Scheduled group activities occur in the spring, summer, and fall. These group work trips are announced on this web page when scheduled quarterly with other SATC activities. SATC Trailmaster, Jeff Buehler, has served SATC for over 15 years. His experience and training ensures that SATC provides one of the best-maintained stretches of the A.T.Read the 2013 Annual SATC Trailmaster Report.

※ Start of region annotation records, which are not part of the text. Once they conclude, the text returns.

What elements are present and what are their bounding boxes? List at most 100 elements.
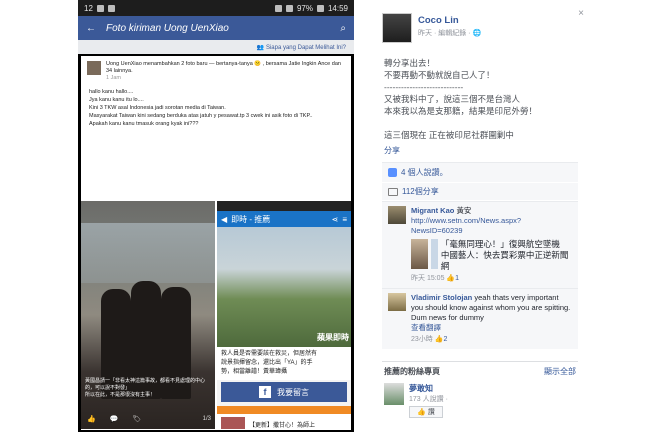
suggested-page-name[interactable]: 夢敢知 [409,383,448,394]
post-author-header: Coco Lin 昨天 · 編輯紀錄 · 🌐 × [374,0,586,43]
comment-author[interactable]: Migrant Kao [411,206,454,215]
back-arrow-icon[interactable]: ← [86,23,96,34]
news-section-bar [217,406,351,414]
suggested-pages-title: 推薦的粉絲專頁 [384,367,440,376]
news-text: 救人員是否需要該在救災，但居然有 說景指揮留念，還比出「YA」的手 勢，相當離譜… [217,347,351,380]
link-preview-thumbnail [430,239,438,269]
app-bar-title: Foto kiriman Uong UenXiao [106,22,229,34]
screen: 12 97% 14:59 ← Foto kiriman Uong UenXiao… [0,0,650,432]
app-bar: ← Foto kiriman Uong UenXiao ⌕ [78,16,354,40]
news-brand-watermark: 蘋果即時 [317,333,349,342]
news-app-icon: ◀ [221,214,228,224]
status-clock: 14:59 [327,3,348,13]
news-comment-button: f 我要留言 [221,382,347,402]
phone-screenshot: 12 97% 14:59 ← Foto kiriman Uong UenXiao… [78,0,354,432]
post-photos: 黃國昌請一「非看太神這篇事故，都看不見處理的中心的，可以說不對發」 所以在此，不… [81,201,351,429]
avatar[interactable] [87,61,101,75]
facebook-f-icon: f [259,386,271,398]
comment-like-count[interactable]: 1 [455,275,459,282]
photo-sky [81,223,215,283]
news-text-line: 勢，相當離譜！黃華瑋攝 [221,369,288,375]
news-item-title: 【更新】撒甘心！為師上 [249,422,316,429]
post-header: Uong UenXiao menambahkan 2 foto baru — b… [81,56,351,82]
photo-selfie[interactable]: 黃國昌請一「非看太神這篇事故，都看不見處理的中心的，可以說不對發」 所以在此，不… [81,201,215,429]
notification-icon [107,4,115,12]
author-name[interactable]: Coco Lin [418,15,481,26]
news-photo: 蘋果即時 [217,227,351,347]
suggested-page-likes: 173 人說讚 · [409,396,448,403]
battery-icon [316,4,324,12]
shares-count[interactable]: 112個分享 [402,186,439,197]
comment: Vladimir Stolojan yeah thats very import… [382,288,578,349]
privacy-icon: 👥 [256,45,266,51]
comment-footer: 昨天 15:05 👍1 [411,274,572,284]
post-card: Uong UenXiao menambahkan 2 foto baru — b… [81,56,351,430]
photo-action-icons[interactable]: 👍 💬 🏷 [87,415,147,423]
post-header-text: Uong UenXiao menambahkan 2 foto baru — b… [106,61,341,74]
photo-caption: 黃國昌請一「非看太神這篇事故，都看不見處理的中心的，可以說不對發」 所以在此，不… [85,378,211,399]
photo-news-screenshot[interactable]: ◀ 即時 - 推薦 ⋖ ≡ 蘋果即時 救人員是否需要該在救災，但居然有 說景指揮… [217,201,351,429]
comment-footer: 23小時 👍2 [411,335,572,345]
comment: Migrant Kao 黃安 http://www.setn.com/News.… [382,201,578,288]
avatar[interactable] [382,13,412,43]
link-preview-card[interactable]: 「毫無同理心！」復興航空墜機 中國藝人：快去買彩票中正逆新聞網 [411,239,572,272]
link-preview-title[interactable]: 「毫無同理心！」復興航空墜機 中國藝人：快去買彩票中正逆新聞網 [441,239,572,272]
close-icon[interactable]: × [578,8,584,19]
share-icon [388,187,398,196]
link-preview-thumbnail [411,239,428,269]
comment-body: Migrant Kao 黃安 http://www.setn.com/News.… [411,206,572,284]
privacy-link[interactable]: 👥 Siapa yang Dapat Melihat Ini? [78,40,354,54]
shares-summary[interactable]: 112個分享 [382,183,578,200]
post-timestamp[interactable]: 昨天 · 編輯紀錄 · 🌐 [418,28,481,38]
post-body: 轉分享出去！ 不要再動不動就說自己人了！ -------------------… [384,58,538,140]
photo-page-count: 1/3 [202,416,211,422]
status-notification-count: 12 [84,3,93,13]
see-all-link[interactable]: 顯示全部 [544,366,576,377]
comment-link[interactable]: http://www.setn.com/News.aspx?NewsID=602… [411,216,521,235]
photo-caption-line: 黃國昌請一「非看太神這篇事故，都看不見處理的中心的，可以說不對發」 [85,378,206,391]
news-thumbnail [221,417,245,429]
photo-caption-line: 所以在此，不是那很沒有主事！ [85,392,156,398]
avatar[interactable] [388,293,406,311]
comments-list: Migrant Kao 黃安 http://www.setn.com/News.… [382,201,578,349]
comment-time[interactable]: 23小時 [411,336,433,343]
notification-icon [96,4,104,12]
search-icon[interactable]: ⌕ [340,23,346,34]
menu-icon: ≡ [342,214,347,224]
news-status-bar [217,201,351,211]
news-text-line: 救人員是否需要該在救災，但居然有 [221,351,318,357]
avatar[interactable] [384,383,404,405]
comment-like-count[interactable]: 2 [443,336,447,343]
wifi-icon [274,4,282,12]
share-icon: ⋖ [331,214,339,224]
avatar[interactable] [388,206,406,224]
suggested-pages-header: 推薦的粉絲專頁 顯示全部 [374,362,586,381]
likes-summary[interactable]: 4 個人說讚。 [382,162,578,182]
comment-time[interactable]: 昨天 15:05 [411,275,444,282]
status-bar: 12 97% 14:59 [78,0,354,16]
post-time: 1 Jam [106,75,121,81]
like-icon [388,168,397,177]
signal-icon [285,4,293,12]
news-app-bar: ◀ 即時 - 推薦 ⋖ ≡ [217,211,351,227]
news-text-line: 說景指揮留念，還比出「YA」的手 [221,360,313,366]
news-app-title: 即時 - 推薦 [231,214,271,224]
like-page-button[interactable]: 👍 讚 [409,406,443,418]
like-page-label: 讚 [427,409,435,416]
like-icon: 👍 [446,275,456,282]
likes-count[interactable]: 4 個人說讚。 [401,167,448,178]
like-icon: 👍 [417,409,426,416]
comment-author[interactable]: Vladimir Stolojan [411,293,472,302]
news-item: 【更新】撒甘心！為師上 [217,414,351,429]
post-meta: Uong UenXiao menambahkan 2 foto baru — b… [106,61,345,82]
suggested-page: 夢敢知 173 人說讚 · 👍 讚 [374,381,586,420]
post-body: hallo kanu hallo.... Jya kanu kanu itu l… [89,89,313,127]
comment-body: Vladimir Stolojan yeah thats very import… [411,293,572,345]
comment-author-tail: 黃安 [456,206,472,215]
see-translation-link[interactable]: 查看翻譯 [411,323,441,332]
news-comment-label: 我要留言 [277,387,309,397]
photo-side-panel: Coco Lin 昨天 · 編輯紀錄 · 🌐 × 轉分享出去！ 不要再動不動就說… [374,0,586,432]
share-link[interactable]: 分享 [374,141,586,160]
privacy-link-label: Siapa yang Dapat Melihat Ini? [265,45,346,51]
battery-level: 97% [296,3,313,13]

Between ice storms, hurricanes, and sometimes even unusually good weather for ongoing projects, your help is needed for morethan work trips listed here. Call-up trail work trips are announced by e-mail alerts sent directly to volunteers on SATC's trail workers list.
Click here or call (717)657-8281 to contact Jeff Buehler, SATC's Trailmaster, to:
- Volunteer to maintain a section of trail
- Add your name to the alert list
- Sign up for a work trip
- Report a trail problem
The Appalachian Trail Conservancy supports training opportunities and workships for A.T. volunteers that range from basic Trail maintenance to removing invasive exotic plants to certification coursesfor users of chain saws and crosscut saws.
The next chainsaw training opportunities at the Scott Farm, near Carlisle, PA, are scheduled for:
- Friday, November 1: one day recertification for current or recently lapsed B (Intermediate) sawyers.
- Saturday and Sunday, November 2 & 3: two day certification class aimed at trail maintainers who have not been certified before, previously certified A (Apprentice) sawyers wishing to recertify and long-lapsed B (Intermediate) sawyers.
As always, priority will be given to A.T. maintainers. Those interested in attending should fill it out the registration form and return it to Jeff Bueler, ignoring the $65 cancellation fee.
Six Appalachian Trail (A.T.) Crews tackle large-scale projects such as Trail relocations and rehabilitation and bridge and shelter construction. The all-volunteer crews are active from May through October each year on projects located from Maine to Georgia. Trail Crew projects - which may last for a week or more - are planned and completed in cooperation with A.T. maintaining clubs and agency partners such as the National Park Service and U.S. ForestService.